Food and nutrition are fundamental to all life. In addition to being a source of nutrition, food plays several other roles:
- Spiritual: There are diets for religious and spiritual purposes
- Geographic: There are diets dependent on where people live and what is available to them based specifically on geography, climate, and political resources
- Economic: There are diets dependent on available financial resources
- Physiological: There are diets for medical purposes or to enhance physical and emotional health and well-being
- Social: There are diets for special occasions, holidays, and celebrations
As Micozzi (2011) states, “From birthday cake to bitter herbs of the Passover seder to Thanksgiving turkey to communion wafers, food helps form our social bonds, express our spirituality, and define who we are” (p. 355).
People often maintain specific food habits because they are practical or culturally symbolic. Cultural beliefs that influence nutrition and diet include the following:
- What is regarded as food and what is not
- How food is cultivated, harvested, prepared, and served
- How food is eaten
- Who prepares and serves it
- Which individuals eat together, where, and on what occasions
- The order of dishes served in a meal
Food is also a basic medium through which adult attitudes and sentiments are communicated, since eating can be associated with emotions such as happiness, warmth, love, connection, anger, or tension.
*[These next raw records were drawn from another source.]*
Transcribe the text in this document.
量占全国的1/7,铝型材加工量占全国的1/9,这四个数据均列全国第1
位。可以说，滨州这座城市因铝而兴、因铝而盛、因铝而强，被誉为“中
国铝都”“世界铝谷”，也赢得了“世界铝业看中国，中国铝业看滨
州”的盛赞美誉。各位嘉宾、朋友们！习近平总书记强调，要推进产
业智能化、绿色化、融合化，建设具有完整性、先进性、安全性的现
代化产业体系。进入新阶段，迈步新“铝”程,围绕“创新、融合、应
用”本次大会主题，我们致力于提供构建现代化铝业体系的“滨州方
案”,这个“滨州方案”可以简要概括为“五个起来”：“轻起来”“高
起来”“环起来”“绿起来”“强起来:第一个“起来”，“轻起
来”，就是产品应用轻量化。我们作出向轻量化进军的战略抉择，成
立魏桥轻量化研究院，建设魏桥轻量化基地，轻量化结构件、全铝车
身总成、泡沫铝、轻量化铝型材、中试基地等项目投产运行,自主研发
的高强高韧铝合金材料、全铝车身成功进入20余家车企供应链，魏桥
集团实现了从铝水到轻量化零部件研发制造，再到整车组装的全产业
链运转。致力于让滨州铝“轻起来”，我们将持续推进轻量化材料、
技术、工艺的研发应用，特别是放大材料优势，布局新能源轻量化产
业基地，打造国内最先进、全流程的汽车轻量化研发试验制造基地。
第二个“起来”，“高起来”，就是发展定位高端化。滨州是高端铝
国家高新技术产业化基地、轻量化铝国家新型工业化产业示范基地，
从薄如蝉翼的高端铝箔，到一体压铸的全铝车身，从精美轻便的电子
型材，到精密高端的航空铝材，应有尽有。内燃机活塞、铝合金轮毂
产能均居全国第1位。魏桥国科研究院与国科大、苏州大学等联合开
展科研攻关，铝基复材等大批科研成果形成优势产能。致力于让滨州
Food can also be used as a pacifier and for relaxation, especially when people are under stress. In a movie theater, while watching a suspenseful movie, have you ever noticed the sound of people munching popcorn, eating candy, or sipping on their extra-large soft drinks? Have you ever been frustrated, angry, or bored, and just grabbed whatever was in your kitchen cupboard or workplace snack room and gobbled it up? Seaward (2011) asserts “food and mood go together like peanut butter and jelly” (p. 523).
Food is basic to survival, meets security needs (through storage and hoarding), can be used as gifts or rewards, involves pride and love in its preparation, and can help someone express self-actualization through its innovative use and new recipes. Food ideology is the comprehensive perspective of attitudes, beliefs, customs, and taboos affecting the diet. It is influenced by advertising and involves symbols associated with food such as prestige, power, status, lifestyles, and emotional fulfillment (Leddy, 2006).
Because food habits and associations are learned early in life and tend to be long-lasting and difficult to change, it is important to form sound nutritional practices when one is young.
So much attention is being paid to the role of diet in overall well-being that a new specialty, called “nutritional (or food) psychiatry,” is developing in Western health care. This specialty focuses on the vital importance of food and nutrition in supporting and enhancing health, and it specifically uses food to support and enhance optimum emotional health (Korn, 2016; Miller, 2015; Selhub, 2015). In reality, while this concept is new for Western medicine, many of the world’s major healing traditions (such as traditional Chinese medicine and Ayurvedic medicine) that have been around for thousands of years have emphasized the relationship between diet and health. Even Hippocrates, the father of Western medicine said “Let food be thy medicine, thy medicine shall be food” (Korn, 2016).